Gartner projects that by 2026, 50% of governments worldwide will enforce responsible AI through binding regulations – making a documented, repeatable governance framework no longer optional for vendors operating at scale.
The return on getting the basics right, Hibberd argues, is substantial:
“Understand the basics, understand the foundations, and you’ll quickly find that you’re going to satisfy 70, if not 80% of any issues that you’ve come across.”
The boards that treat shadow AI as a symptom of strategic ambiguity – rather than a problem to be policed – will build governance frameworks that hold. The tools are not going away.
Employee appetite is not going away. And with regulatory enforcement timelines now measured in months, organisations still waiting for a definitive internal policy before acting are already behind.
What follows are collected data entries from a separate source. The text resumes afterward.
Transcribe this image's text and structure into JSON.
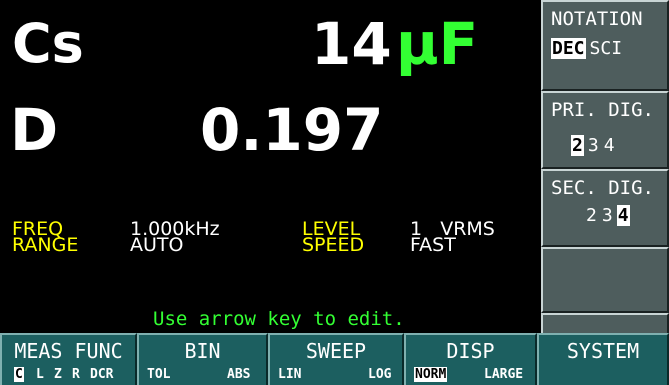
{
  "primary": {
    "label": "Cs",
    "value": "14",
    "unit": "µF"
  },
  "secondary": {
    "label": "D",
    "value": "0.197"
  },
  "params": {
    "freq_label": "FREQ",
    "freq_value": "1.000kHz",
    "range_label": "RANGE",
    "range_value": "AUTO",
    "level_label": "LEVEL",
    "level_value": "1   VRMS",
    "speed_label": "SPEED",
    "speed_value": "FAST"
  },
  "hint": "Use arrow key to edit.",
  "side_keys": {
    "notation": {
      "title": "NOTATION",
      "options": [
        "DEC",
        "SCI"
      ],
      "selected": "DEC"
    },
    "pri_dig": {
      "title": "PRI. DIG.",
      "options": [
        "2",
        "3",
        "4"
      ],
      "selected": "2"
    },
    "sec_dig": {
      "title": "SEC. DIG.",
      "options": [
        "2",
        "3",
        "4"
      ],
      "selected": "4"
    }
  },
  "function_keys": {
    "meas_func": {
      "label": "MEAS FUNC",
      "options": [
        "C",
        "L",
        "Z",
        "R",
        "DCR"
      ],
      "selected": "C"
    },
    "bin": {
      "label": "BIN",
      "options": [
        "TOL",
        "ABS"
      ]
    },
    "sweep": {
      "label": "SWEEP",
      "options": [
        "LIN",
        "LOG"
      ]
    },
    "disp": {
      "label": "DISP",
      "options": [
        "NORM",
        "LARGE"
      ],
      "selected": "NORM"
    },
    "system": {
      "label": "SYSTEM"
    }
  },
  "colors": {
    "background": "#000000",
    "unit_green": "#33ff33",
    "param_yellow": "#ffff00",
    "side_key_gray": "#4e5d5d",
    "function_key_teal": "#1c5f60"
  }
}
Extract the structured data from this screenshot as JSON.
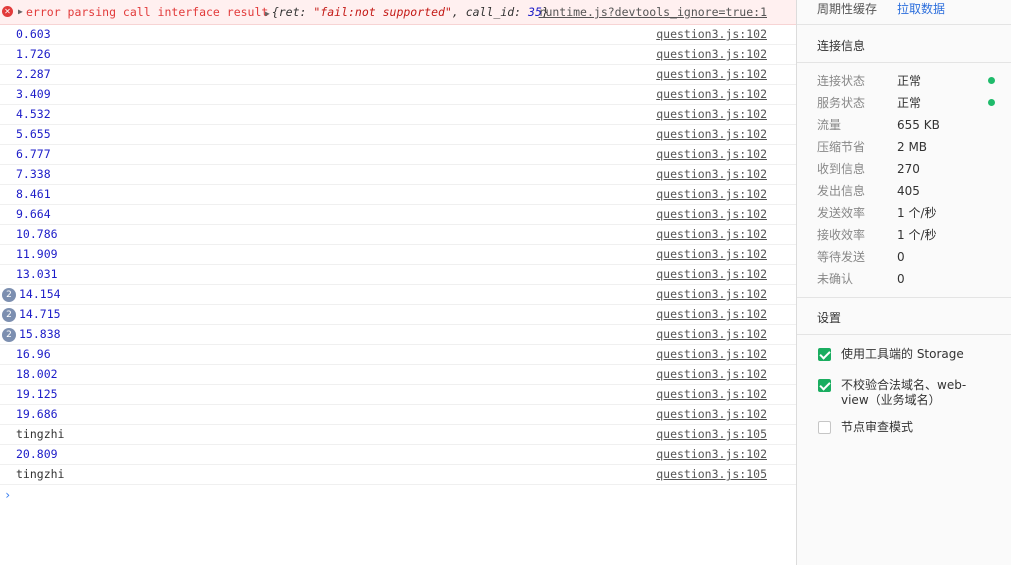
{
  "console": {
    "error": {
      "message": "error parsing call interface result",
      "object_prefix": "{ret: ",
      "object_ret": "\"fail:not supported\"",
      "object_mid": ", call_id: ",
      "object_id": "35",
      "object_suffix": "}",
      "source": "runtime.js?devtools_ignore=true:1"
    },
    "logs": [
      {
        "value": "0.603",
        "source": "question3.js:102",
        "repeat": "",
        "kind": "number"
      },
      {
        "value": "1.726",
        "source": "question3.js:102",
        "repeat": "",
        "kind": "number"
      },
      {
        "value": "2.287",
        "source": "question3.js:102",
        "repeat": "",
        "kind": "number"
      },
      {
        "value": "3.409",
        "source": "question3.js:102",
        "repeat": "",
        "kind": "number"
      },
      {
        "value": "4.532",
        "source": "question3.js:102",
        "repeat": "",
        "kind": "number"
      },
      {
        "value": "5.655",
        "source": "question3.js:102",
        "repeat": "",
        "kind": "number"
      },
      {
        "value": "6.777",
        "source": "question3.js:102",
        "repeat": "",
        "kind": "number"
      },
      {
        "value": "7.338",
        "source": "question3.js:102",
        "repeat": "",
        "kind": "number"
      },
      {
        "value": "8.461",
        "source": "question3.js:102",
        "repeat": "",
        "kind": "number"
      },
      {
        "value": "9.664",
        "source": "question3.js:102",
        "repeat": "",
        "kind": "number"
      },
      {
        "value": "10.786",
        "source": "question3.js:102",
        "repeat": "",
        "kind": "number"
      },
      {
        "value": "11.909",
        "source": "question3.js:102",
        "repeat": "",
        "kind": "number"
      },
      {
        "value": "13.031",
        "source": "question3.js:102",
        "repeat": "",
        "kind": "number"
      },
      {
        "value": "14.154",
        "source": "question3.js:102",
        "repeat": "2",
        "kind": "number"
      },
      {
        "value": "14.715",
        "source": "question3.js:102",
        "repeat": "2",
        "kind": "number"
      },
      {
        "value": "15.838",
        "source": "question3.js:102",
        "repeat": "2",
        "kind": "number"
      },
      {
        "value": "16.96",
        "source": "question3.js:102",
        "repeat": "",
        "kind": "number"
      },
      {
        "value": "18.002",
        "source": "question3.js:102",
        "repeat": "",
        "kind": "number"
      },
      {
        "value": "19.125",
        "source": "question3.js:102",
        "repeat": "",
        "kind": "number"
      },
      {
        "value": "19.686",
        "source": "question3.js:102",
        "repeat": "",
        "kind": "number"
      },
      {
        "value": "tingzhi",
        "source": "question3.js:105",
        "repeat": "",
        "kind": "text"
      },
      {
        "value": "20.809",
        "source": "question3.js:102",
        "repeat": "",
        "kind": "number"
      },
      {
        "value": "tingzhi",
        "source": "question3.js:105",
        "repeat": "",
        "kind": "text"
      }
    ],
    "prompt": "›"
  },
  "panel": {
    "periodic_cache_label": "周期性缓存",
    "fetch_data_link": "拉取数据",
    "connection": {
      "title": "连接信息",
      "rows": [
        {
          "key": "连接状态",
          "value": "正常",
          "dot": true
        },
        {
          "key": "服务状态",
          "value": "正常",
          "dot": true
        },
        {
          "key": "流量",
          "value": "655 KB",
          "dot": false
        },
        {
          "key": "压缩节省",
          "value": "2 MB",
          "dot": false
        },
        {
          "key": "收到信息",
          "value": "270",
          "dot": false
        },
        {
          "key": "发出信息",
          "value": "405",
          "dot": false
        },
        {
          "key": "发送效率",
          "value": "1 个/秒",
          "dot": false
        },
        {
          "key": "接收效率",
          "value": "1 个/秒",
          "dot": false
        },
        {
          "key": "等待发送",
          "value": "0",
          "dot": false
        },
        {
          "key": "未确认",
          "value": "0",
          "dot": false
        }
      ]
    },
    "settings": {
      "title": "设置",
      "options": [
        {
          "label": "使用工具端的 Storage",
          "checked": true
        },
        {
          "label": "不校验合法域名、web-view（业务域名）",
          "checked": true
        },
        {
          "label": "节点审查模式",
          "checked": false
        }
      ]
    },
    "status_color": "#1fbb6b",
    "checkbox_color": "#1aad60"
  }
}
The only question left is whether leadership has decided what to do – or whether employees will decide for them.
FAQs
What is shadow AI?
Shadow AI refers to the use of artificial intelligence tools by employees without formal organisational approval, policy, or oversight.
Why is shadow AI a risk for businesses?
Employees using unsanctioned AI tools can inadvertently expose sensitive customer data, company intellectual property, and personally identifiable information to third-party platforms outside the organisation’s control.
How is shadow AI different from shadow IT?
Shadow AI carries greater risk than traditional shadow IT because the data employees feed into AI tools – customer transcripts, financial records, strategic plans – is typically far more sensitive than files shared through an unapproved cloud drive.
What should organisations do to address shadow AI?
Organisations should start by defining clear AI objectives, appointing a cross-functional governance lead, and grounding policy in the core principles of the EU AI Act: fairness, transparency, and effectiveness.
Does the EU AI Act cover shadow AI?
The EU AI Act does not target shadow AI directly, but its compliance obligations – particularly around high-risk AI systems and accountability frameworks – apply regardless of whether tools were formally sanctioned at organizational level.